Now playing: Independent movie Neither Wolf Nor Dog creating buzz

October 2017 Posted in Arts, Culture & History, Columnists & Opinion, Community

By James Day

The little movie that could is opening Friday, Sept. 15 at the Palace.

Steve Simpson’s self-distributed Neither Wolf Nor Dog, a low-budget picture shot in 18 days on a South Dakota Indian reservation, has been creating buzz all over the Northwest.

Simpson, 47, is a Scottish filmmaker whose career in documentaries and features has focused mainly on indigenous peoples. Neither Wolf Nor Dog tells the story of a white man learning to understand the Lakota people.

NWND’s success has mostly been driven by the thirst of the audience for a deeper cultural and emotional experience that the film has and most others don’t,” Simpson told Our Town in an email interview. “Many find it an unforgettable experience and want to share it with others because of it.”

The movie has at its center the performance of Lakota elder Dave Bald Eagle in the first starring role of an amazing career – both in and out of film – that included landing at D-Day with the 82nd Airborne, stints as a race car driver and a ballroom dancer as well as movie stunt work with Errol Flynn and John Wayne and serving as an extra in Kevin Costner’s Dances With Wolves.

And in one of the poignant side stories of the journey the movie has taken, Bald Eagle, who was 95 when it was shot in October 2014, died before it reached the screen.

“Dave is the heart and soul of the film and he jumped into the production with both feet even though it was his first-ever starring role,” Simpson said. “Because of his age we did need to have pretty easy days, but he kept drawing upon an inner strength that kept pulling him through. I’d heard after that he’d been ill leading up to it and could hardly walk and yet walked a lot during filming as he just kicked everything up a few gears. It was pretty miraculous.”

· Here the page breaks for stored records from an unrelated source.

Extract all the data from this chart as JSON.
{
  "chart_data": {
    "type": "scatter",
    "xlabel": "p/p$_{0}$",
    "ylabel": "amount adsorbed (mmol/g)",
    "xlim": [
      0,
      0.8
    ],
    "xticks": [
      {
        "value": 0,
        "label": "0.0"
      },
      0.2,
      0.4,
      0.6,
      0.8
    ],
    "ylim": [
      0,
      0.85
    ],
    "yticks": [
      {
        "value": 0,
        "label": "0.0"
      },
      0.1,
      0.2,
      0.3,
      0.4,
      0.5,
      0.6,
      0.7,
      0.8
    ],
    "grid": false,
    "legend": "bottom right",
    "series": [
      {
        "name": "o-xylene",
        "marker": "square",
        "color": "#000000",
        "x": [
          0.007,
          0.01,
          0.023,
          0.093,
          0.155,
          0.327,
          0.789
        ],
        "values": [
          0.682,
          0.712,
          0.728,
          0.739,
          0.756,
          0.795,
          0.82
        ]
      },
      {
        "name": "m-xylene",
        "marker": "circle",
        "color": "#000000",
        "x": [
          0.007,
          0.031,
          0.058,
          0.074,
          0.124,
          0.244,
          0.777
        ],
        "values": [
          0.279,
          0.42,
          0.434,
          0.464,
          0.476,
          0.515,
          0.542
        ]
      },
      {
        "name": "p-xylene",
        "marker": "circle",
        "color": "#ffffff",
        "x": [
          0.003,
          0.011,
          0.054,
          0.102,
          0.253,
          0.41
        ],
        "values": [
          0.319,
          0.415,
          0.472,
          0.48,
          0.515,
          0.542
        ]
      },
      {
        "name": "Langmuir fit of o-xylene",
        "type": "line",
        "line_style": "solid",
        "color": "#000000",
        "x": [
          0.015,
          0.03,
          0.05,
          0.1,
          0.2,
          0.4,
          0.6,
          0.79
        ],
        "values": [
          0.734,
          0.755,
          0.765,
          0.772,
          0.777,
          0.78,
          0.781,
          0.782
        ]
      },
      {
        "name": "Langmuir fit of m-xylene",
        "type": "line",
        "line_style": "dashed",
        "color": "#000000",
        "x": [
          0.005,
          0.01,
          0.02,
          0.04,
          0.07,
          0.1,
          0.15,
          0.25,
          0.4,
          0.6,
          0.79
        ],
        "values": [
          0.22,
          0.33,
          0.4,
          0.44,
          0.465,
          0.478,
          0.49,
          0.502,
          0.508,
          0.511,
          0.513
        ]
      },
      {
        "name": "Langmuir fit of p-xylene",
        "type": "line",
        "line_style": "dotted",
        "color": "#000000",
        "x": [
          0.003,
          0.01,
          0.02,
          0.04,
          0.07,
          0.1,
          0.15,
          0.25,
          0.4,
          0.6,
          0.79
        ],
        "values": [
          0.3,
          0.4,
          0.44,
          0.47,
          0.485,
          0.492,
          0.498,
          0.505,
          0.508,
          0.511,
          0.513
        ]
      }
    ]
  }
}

The movie is based on the 1994 Minnesota Book Award-winning novel by Kent Nerburn, who had been attempting to get it onto the screen for 17 years when he hooked up with Simpson at a showing of the director’s Rez Bomb at a theater near Pine Ridge. Simpson and Nerburn, who recently moved from the Minnesota woods to Portland, collaborated on the script, with the film ultimately being made using crowd-funding that concentrated on the book’s fan base.

“This was our first experience working together but we had both long experiences in similar worlds to the story,” Simpson said. “Kent’s was more in Ojibwe country and mine was more deeply with the Lakota, where the story was set. But we have entirely different experiences in that world and that helped with my perspective on the story.”

The Palace run, which is scheduled to last through Sept. 21, came about because of the connection the theatre’s booker had with an independent movie house in Vancouver, Wash., that was showing it.

“If all theatres were as easy to deal with as the Palace then we’d be on 1,417 screens around the country (which is how many it would be nationally if we pro-rated the number we’re on in Oregon to a national level),” Simpson said.

“I’ve been very surprised by how the distribution has continued to steadily expand in certain regions. It is impossible to get a film without a major distributor onto 18 screens in Oregon, but we’ve done it. The buzz has been wonderful, though we always knew that it would be hard for the audience not to fall madly in love with Dave’s character on screen. He had that impact on pretty much everyone he met.”